New rules to facilitate overseas investment in Chinese bond market
China’s central bank on Friday unveiled cash management rules for overseas institutional investors looking to the country’s bond market, in a fresh move to beef up the attraction of a continuously opening financial market.
The new rules are set to streamline overseas institutions’ investment in China’s bond market and lower their trading costs, analysts said, expecting more deregulating moves to channel overseas investors into a wider range of bond portfolios.
Describing the rule announcement as an effort to ramp up the two-way opening of the financial market, the People’s Bank of China (PBC), the country’s central bank, said in a statement on its website on Friday that the new regulation aims to boost the appeal of China’s bond market for overseas institutional investors.
The new regulation, which comes into force on January 1, 2023, crystallizes a unified set of management rules for cash accounts, receipts and payments, remittances and statistics and monitoring, among other areas involved in overseas institutional investors’ commitments to the country’s bond market, read the PBC statement.
The new regulation will facilitate overseas institutions’ investment in the bond market as it partially eases curbs on overseas funds investing in Chinese bonds and lowers the trading costs of their bond investment, Wu Jinduo, head of fixed income at the research institute of Great Wall Securities, told the Global Times on Friday.

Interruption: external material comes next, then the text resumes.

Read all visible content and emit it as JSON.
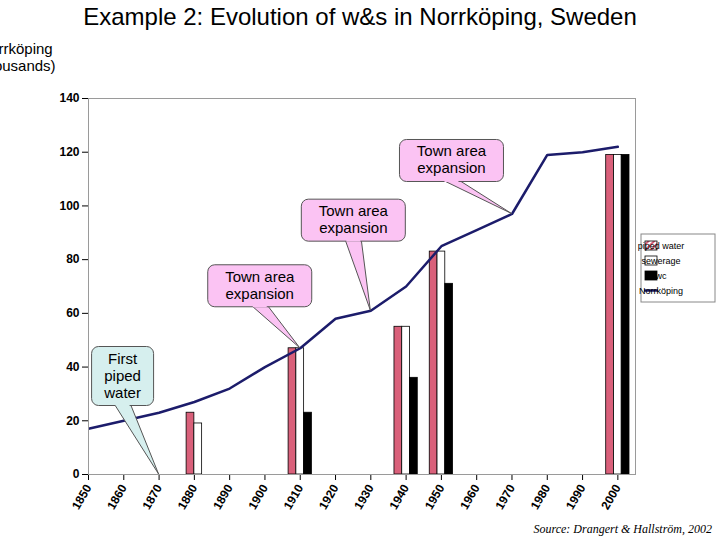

Among the highlights of the new rules are an improvement in spot foreign exchange sale and purchase management that allows overseas institutional investors to handle forex settlements through third-party financial institutions other than settlement agents.
Additionally, overseas instructional investors will gain access to expanded forex hedging channels, according to the new rules that also scrap the limits on the number of counterparties in over-thecounter trades.